Airlines Operating the JFK-LHR Route (Nov 2025 – Mar 2026)
Airline | Daily Flights |
---|---|
American Airlines | 3x daily |
British Airways | 8x daily |
Delta Air Lines | 2x daily |
JetBlue Airways | 2x daily |
Virgin Atlantic | 4x daily |
JetBlue and Delta will continue operating their twice-daily services, with JetBlue flying the Airbus A321LR and Delta deploying a mix of Airbus A330neo and Boeing 767-400 aircraft. Virgin Atlantic, on the other hand, will continue its four daily flights using the Boeing 787-9 Dreamliner. The stiff competition reflects the ongoing strong demand for travel between New York and London.
Enhanced Premium Offerings to London
As part of its strategy to cater to the growing demand for premium travel, American Airlines is increasing its premium seating options on flights to London. The airline has introduced newly configured Boeing 787-9 Dreamliners equipped with Flagship Suite business class seats, which will be deployed more frequently to Heathrow. These aircraft will also serve additional routes from Chicago O’Hare (ORD), Philadelphia (PHL), and Dallas/Fort Worth (DFW) to London.
These Boeing 787-9 aircraft are configured with a premium-heavy cabin that includes 51 Flagship business class suites, 32 premium economy seats, and 161 economy seats. This setup is designed to meet the high demand for business and premium services on long-haul flights to one of the world’s busiest business travel destinations.

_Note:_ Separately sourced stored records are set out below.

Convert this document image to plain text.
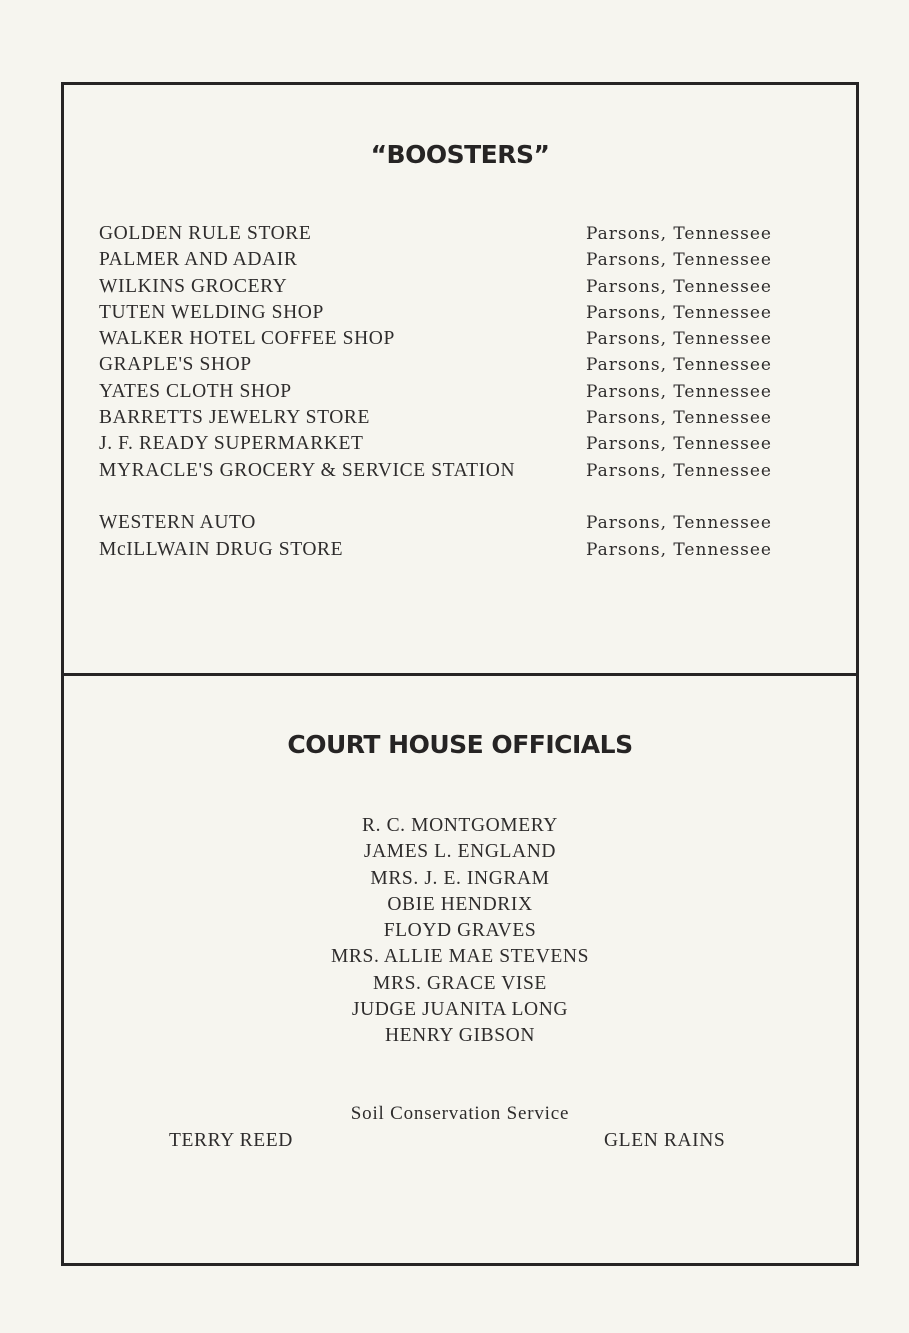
“BOOSTERS”
GOLDEN RULE STORE	Parsons, Tennessee
PALMER AND ADAIR	Parsons, Tennessee
WILKINS GROCERY	Parsons, Tennessee
TUTEN WELDING SHOP	Parsons, Tennessee
WALKER HOTEL COFFEE SHOP	Parsons, Tennessee
GRAPLE'S SHOP	Parsons, Tennessee
YATES CLOTH SHOP	Parsons, Tennessee
BARRETTS JEWELRY STORE	Parsons, Tennessee
J. F. READY SUPERMARKET	Parsons, Tennessee
MYRACLE'S GROCERY & SERVICE STATION	Parsons, Tennessee
WESTERN AUTO	Parsons, Tennessee
McILLWAIN DRUG STORE	Parsons, Tennessee
COURT HOUSE OFFICIALS
R. C. MONTGOMERY
JAMES L. ENGLAND
MRS. J. E. INGRAM
OBIE HENDRIX
FLOYD GRAVES
MRS. ALLIE MAE STEVENS
MRS. GRACE VISE
JUDGE JUANITA LONG
HENRY GIBSON
Soil Conservation Service
TERRY REED	GLEN RAINS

Additionally, American Airlines has received approval from the U.S. Federal Aviation Administration (FAA) to operate its premium-heavy Boeing 787-9 aircraft with one less cabin crew member. This adjustment allows the airline to staff these aircraft with seven crew members instead of the usual eight, helping to streamline operations while maintaining service quality on its premium flights.
Conclusion
The move by American Airlines to lower the number of flights on its JFK-LHR route for winter 2025-2026 is part of the carrier’s continual efforts to be more in tune with market demand and to stay competitive on the strategically important transatlantic sector. And yes, there will be less frequency, but American will still offer a premium experience, with premium seating on its newly reconfigured aircraft. The interline agreement with British Airways means that customers will continue to have a wide range of choice of flights, competition and service to support one of the world’s most popular travel destinations.